Video Special: Inside the New U.S. Coast Guard OffShore Patrol Cutter
Video Above: Northrop Grumman & Eastern Shipbuilding Group Build New Coast Guard OffShore Patrol Cutter
By Kris Osborn - Warrior Maven
(Washington.D.C.) They intercept dangerous shipments of illegal drugs, support the U.S. Navy securing international waterways, thwart terrorism, crime and piracy on the high seas near U.S. shores and, perhaps most of all, they regularly rescue people on the brink of death. The U.S. Coast Guard, and at times under-recognized sphere or portion of the U.S. services increasingly in demand, as threats to the homeland continue to mount due to the growing global reach of major power rivals.
Within the Coast Guard mission scope is a balanced, yet crucial need to patrol both littoral and deep water areas as part of an integrated operational approach, a task assigned to the services’ medium endurance cutters. However, the current fleet of 29 legacy medium endurance cutters (33 not too many years ago) have been in service for decades and are reaching obsolescence and are badly in need of replacement.
There is where the Coast Guard’s emerging Offshore Patrol Cutter (OPC) enters the equation, a new ship envisioned as a more capable, better networked, larger and far more advanced, high- tech medium endurance cutter than has ever existed.
A U.S. Coast Guard report on the ship had stated that the OPC will provide a capability bridge between the national security cutter which patrols the open ocean in the most demanding maritime environments, to the smaller and the fast response cutters, which serve closer to shore.
Artist’s rendition of the Offshore Patrol Cutter, images courtesy of Eastern Shipbuilding Group.
The Coast Guard selected Eastern Shipbuilding Group Inc. (ESG) to build the ship, by choosing them to continue into phase 2 of the OPC development, which includes detail design and construction. While smaller than some of the largest shipbuilders, ESG is known for building highly complex ships of very high quality, on time and on budget, and has helped design the practical design and technological configuration of the ship. The first cutter in the class of the new fleet, Argus, is slated to set sail at some point in 2022. ADM Robert Papp (RET) is currently President of the DC offices of ESG.

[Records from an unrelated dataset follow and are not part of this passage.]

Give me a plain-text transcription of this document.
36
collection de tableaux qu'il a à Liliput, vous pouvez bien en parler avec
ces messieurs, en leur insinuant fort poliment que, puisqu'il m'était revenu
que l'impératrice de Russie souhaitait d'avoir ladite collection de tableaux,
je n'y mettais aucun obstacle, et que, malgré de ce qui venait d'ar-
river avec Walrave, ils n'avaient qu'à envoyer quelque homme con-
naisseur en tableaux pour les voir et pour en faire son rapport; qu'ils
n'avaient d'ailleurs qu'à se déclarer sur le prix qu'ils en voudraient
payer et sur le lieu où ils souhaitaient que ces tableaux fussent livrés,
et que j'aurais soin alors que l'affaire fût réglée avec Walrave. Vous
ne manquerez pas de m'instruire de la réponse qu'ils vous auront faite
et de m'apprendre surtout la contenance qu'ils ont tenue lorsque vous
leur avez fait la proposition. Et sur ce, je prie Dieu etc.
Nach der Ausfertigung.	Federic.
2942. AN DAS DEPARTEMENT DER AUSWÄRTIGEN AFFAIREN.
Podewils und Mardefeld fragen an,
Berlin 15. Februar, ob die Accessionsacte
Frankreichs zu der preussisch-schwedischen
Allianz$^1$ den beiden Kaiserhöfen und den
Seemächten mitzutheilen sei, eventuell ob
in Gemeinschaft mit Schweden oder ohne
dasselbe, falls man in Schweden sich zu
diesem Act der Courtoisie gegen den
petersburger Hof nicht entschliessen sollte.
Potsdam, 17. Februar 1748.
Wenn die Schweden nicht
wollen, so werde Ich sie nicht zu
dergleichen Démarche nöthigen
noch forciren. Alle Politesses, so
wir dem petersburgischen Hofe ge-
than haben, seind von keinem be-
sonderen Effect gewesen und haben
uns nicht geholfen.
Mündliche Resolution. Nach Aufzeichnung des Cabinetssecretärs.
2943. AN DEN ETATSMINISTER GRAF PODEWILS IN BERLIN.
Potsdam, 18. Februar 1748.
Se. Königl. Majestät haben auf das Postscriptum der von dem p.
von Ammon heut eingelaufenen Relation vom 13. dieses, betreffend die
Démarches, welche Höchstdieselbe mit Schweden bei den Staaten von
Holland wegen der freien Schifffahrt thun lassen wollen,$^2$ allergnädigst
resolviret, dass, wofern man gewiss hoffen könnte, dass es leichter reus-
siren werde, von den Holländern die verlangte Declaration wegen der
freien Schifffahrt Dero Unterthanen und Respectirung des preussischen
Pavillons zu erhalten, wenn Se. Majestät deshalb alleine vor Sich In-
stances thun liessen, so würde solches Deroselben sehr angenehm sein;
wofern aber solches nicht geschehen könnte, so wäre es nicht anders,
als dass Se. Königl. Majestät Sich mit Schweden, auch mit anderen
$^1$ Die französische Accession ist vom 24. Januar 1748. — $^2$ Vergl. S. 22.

“ESG came through with a great price for the government with a ship almost matching the operational capabilities of their largest assets, but offering a significant cost reduction in both construction and over the life of the vessel. One of the things I focused on was I did not want to reduce future capabilities of any acquisitions program, while knowing we had to get the Coast Guard fantastic ships at affordable prices,” Papp said.
At 360 feet, the ESG OPC is much larger than the 210-foot and 270-foot medium endurance cutters they are replacing and also engineered with an entirely new sphere of command and control systems, sensor technologies and networking applications. This new dimension of technology is of great significance to Coast Guard planners, who anticipate that new levels of networked, yet disaggregated operations will increasingly be necessary. Northrop Grumman and ESG drew from state of the market technologies to build this ship.
“When you build a Navy ship, you have to focus on power and speed. The Navy has oilers that can refuel ships, whereas most Coast Guard ops are independent of the fleet. You don’t have a supply ship so you must have room on board for fuel, food and supplies, and you need to conserve that fuel,” Papp said.
This need to optimize the scope of available resources and propulsion efficiency is part of why the new ESG ship is built with an auxiliary hybrid electric-diesel propulsion systems to increase efficiency and loitering capability, a first in the CG fleet.
“If you are doing surveillance, you can use the ship service generators and electrical power to cruise at a reasonable speed to preserve your fuel,” Papp said.
This technical effort to engineer new dimensions of ship technology is comprised of an ESG collaboration with Northrop Grumman to provide the C4ISR systems to integrate with and optimize ESG’s OPC vision and design for the ship.
Working in close coordination with ESG to ensure that the ship’s technical infrastructure aligned with ESG’s structural vision for the ship, design specs and technical requirements, Northrop Grumman is building the Integrated Bridge System, an integrated set of technologies connecting the helm and control centers to the ship’s propulsion, steering and navigation. As part of its contribution, Northrop Grumman also provides the ship’s Computing Network System, Machinery Control System and Propulsion Control System along with the monitors and controls for the ship’s propulsion power plant. Interestingly, Northrop Grumman has leveraged some of the commonality with cutting edge technology it has built into other Navy and Coast Guard ships to optimize technical performance and ensure sustained upgradeability.
The advanced networking and C4ISR is of critical importance to the Coast Guard’s OPC vision, in part because the service is looking to acquire 25 new ships to replace an existing fleet of now less than 30 medium-endurance Hamilton cutters.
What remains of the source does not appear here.